I don't understand the rest.

I think I was confused about if $x,y,z \epsilon G$ for some group G and $xy = xz$ then does $y = z$? And I see that it is true by multiplying $x^{-1}$ on both sides..

And Abelian isn't an argument, for a) you haven't required it and b) it isn't required at all.

I think because $abb^{-1} = a(bb^{-1}) = ae_H = a(b^{-1}b) = ab^{-1}b$

 

[Stephen Tashi]

I'm not sure why $ab^{-1}$ would be the only solution.

It's good to be suspicious about such things. Consult your course materials. In most presentations there is a theorem that says $a = xb$ has a unique solution for x.

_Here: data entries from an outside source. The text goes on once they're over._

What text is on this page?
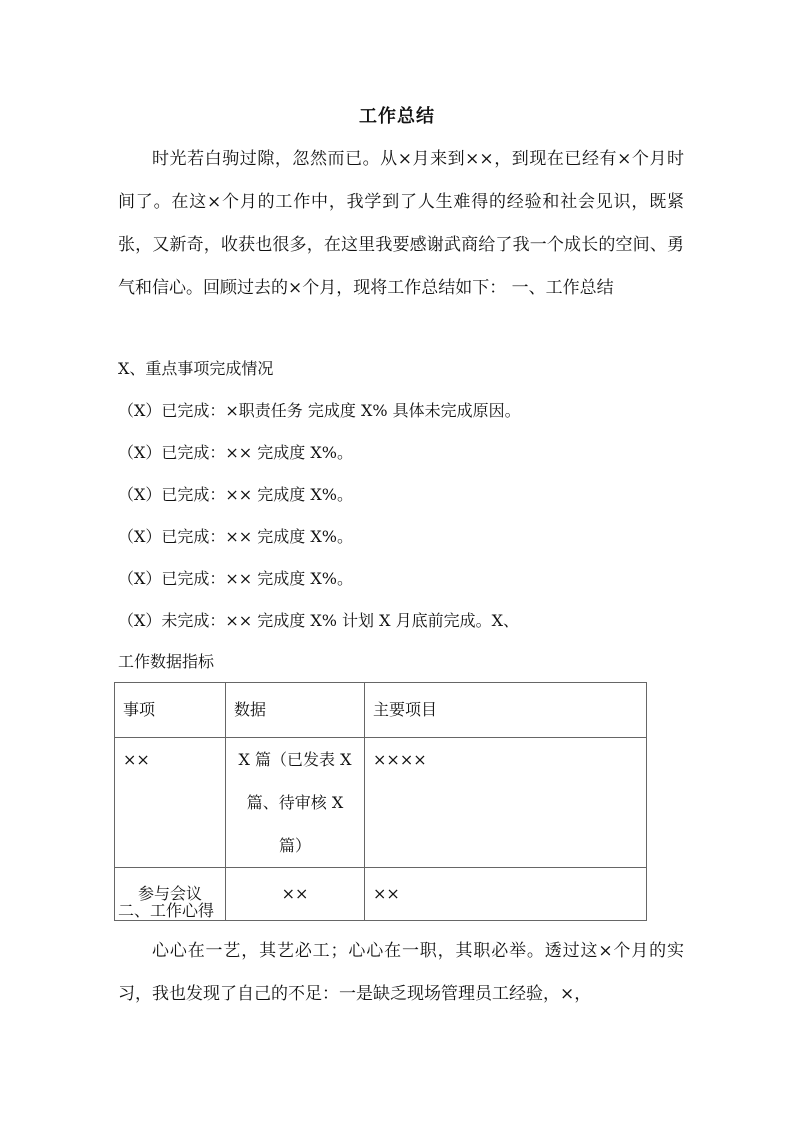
工作总结

时光若白驹过隙，忽然而已。从×月来到××，到现在已经有×个月时间了。在这×个月的工作中，我学到了人生难得的经验和社会见识，既紧张，又新奇，收获也很多，在这里我要感谢武商给了我一个成长的空间、勇气和信心。回顾过去的×个月，现将工作总结如下： 一、工作总结

X、重点事项完成情况
（X）已完成：×职责任务 完成度 X% 具体未完成原因。
（X）已完成：×× 完成度 X%。
（X）已完成：×× 完成度 X%。
（X）已完成：×× 完成度 X%。
（X）已完成：×× 完成度 X%。
（X）未完成：×× 完成度 X% 计划 X 月底前完成。X、
工作数据指标
事项	数据	主要项目
××	X 篇（已发表 X 篇、待审核 X 篇）	××××
参与会议	××	××
二、工作心得

心心在一艺，其艺必工；心心在一职，其职必举。透过这×个月的实习，我也发现了自己的不足：一是缺乏现场管理员工经验，×，
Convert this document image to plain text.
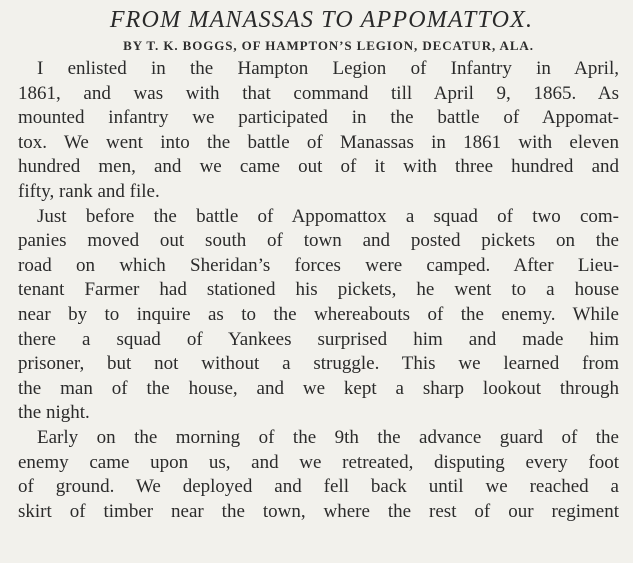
FROM MANASSAS TO APPOMATTOX.
BY T. K. BOGGS, OF HAMPTON’S LEGION, DECATUR, ALA.
I enlisted in the Hampton Legion of Infantry in April,
1861, and was with that command till April 9, 1865. As
mounted infantry we participated in the battle of Appomat-
tox. We went into the battle of Manassas in 1861 with eleven
hundred men, and we came out of it with three hundred and
fifty, rank and file.
Just before the battle of Appomattox a squad of two com-
panies moved out south of town and posted pickets on the
road on which Sheridan’s forces were camped. After Lieu-
tenant Farmer had stationed his pickets, he went to a house
near by to inquire as to the whereabouts of the enemy. While
there a squad of Yankees surprised him and made him
prisoner, but not without a struggle. This we learned from
the man of the house, and we kept a sharp lookout through
the night.
Early on the morning of the 9th the advance guard of the
enemy came upon us, and we retreated, disputing every foot
of ground. We deployed and fell back until we reached a
skirt of timber near the town, where the rest of our regiment
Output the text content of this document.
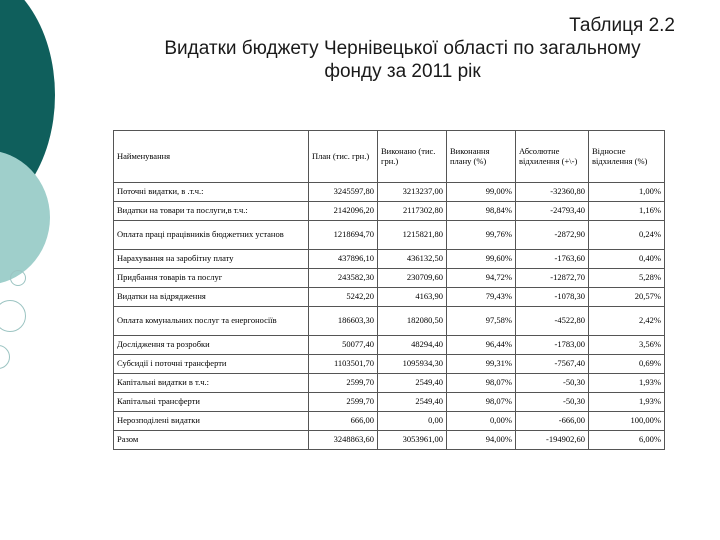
Таблиця 2.2
Видатки бюджету Чернівецької області по загальному
фонду за 2011 рік
Найменування	План (тис. грн.)	Виконано (тис. грн.)	Виконання плану (%)	Абсолютне відхилення (+\-)	Відносне відхилення (%)
Поточні видатки, в .т.ч.:	3245597,80	3213237,00	99,00%	-32360,80	1,00%
Видатки на товари та послуги,в т.ч.:	2142096,20	2117302,80	98,84%	-24793,40	1,16%
Оплата праці працівників бюджетних установ	1218694,70	1215821,80	99,76%	-2872,90	0,24%
Нарахування на заробітну плату	437896,10	436132,50	99,60%	-1763,60	0,40%
Придбання товарів та послуг	243582,30	230709,60	94,72%	-12872,70	5,28%
Видатки на відрядження	5242,20	4163,90	79,43%	-1078,30	20,57%
Оплата комунальних послуг та енергоносіїв	186603,30	182080,50	97,58%	-4522,80	2,42%
Дослідження та розробки	50077,40	48294,40	96,44%	-1783,00	3,56%
Субсидії і поточні трансферти	1103501,70	1095934,30	99,31%	-7567,40	0,69%
Капітальні видатки в т.ч.:	2599,70	2549,40	98,07%	-50,30	1,93%
Капітальні трансферти	2599,70	2549,40	98,07%	-50,30	1,93%
Нерозподілені видатки	666,00	0,00	0,00%	-666,00	100,00%
Разом	3248863,60	3053961,00	94,00%	-194902,60	6,00%
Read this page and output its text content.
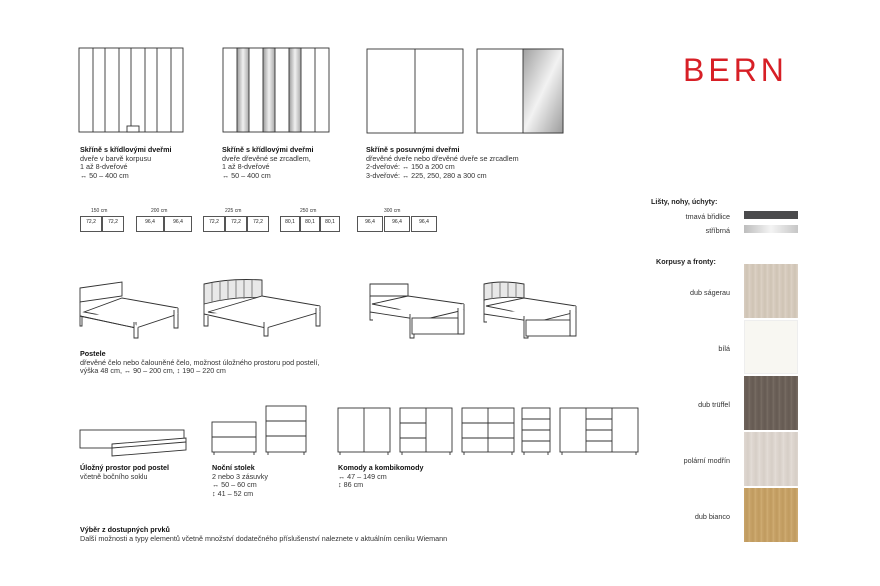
BERN
Skříně s křídlovými dveřmi
dveře v barvě korpusu
1 až 8-dveřové
↔ 50 – 400 cm
Skříně s křídlovými dveřmi
dveře dřevěné se zrcadlem,
1 až 8-dveřové
↔ 50 – 400 cm
Skříně s posuvnými dveřmi
dřevěné dveře nebo dřevěné dveře se zrcadlem
2-dveřové: ↔ 150 a 200 cm
3-dveřové: ↔ 225, 250, 280 a 300 cm
150 cm
72,2	72,2
200 cm
96,4	96,4
225 cm
72,2	72,2	72,2
250 cm
80,1	80,1	80,1
300 cm
96,4	96,4	96,4
Postele
dřevěné čelo nebo čalouněné čelo, možnost úložného prostoru pod postelí,
výška 48 cm, ↔ 90 – 200 cm, ↕ 190 – 220 cm
Úložný prostor pod postel
včetně bočního soklu
Noční stolek
2 nebo 3 zásuvky
↔ 50 – 60 cm
↕ 41 – 52 cm
Komody a kombikomody
↔ 47 – 149 cm
↕ 86 cm
Výběr z dostupných prvků
Další možnosti a typy elementů včetně množství dodatečného příslušenství naleznete v aktuálním ceníku Wiemann
Lišty, nohy, úchyty:
tmavá břidlice
stříbrná
Korpusy a fronty:
dub ságerau
bílá
dub trüffel
polární modřín
dub bianco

In group theory, one can "do the same operation to both sides" of an equality and produce another equality, but the operation is limited to multiplying both sides by an element of the group. Explaining why this technique is reliable is an interesting exercise in logic! - perhaps an advanced exercise because it's hard to prove things that seem obvious.

Accepting the technique is valid, you could solve for $x$ by multiplying both sides of $a = xb$ on the right by $b^-1$.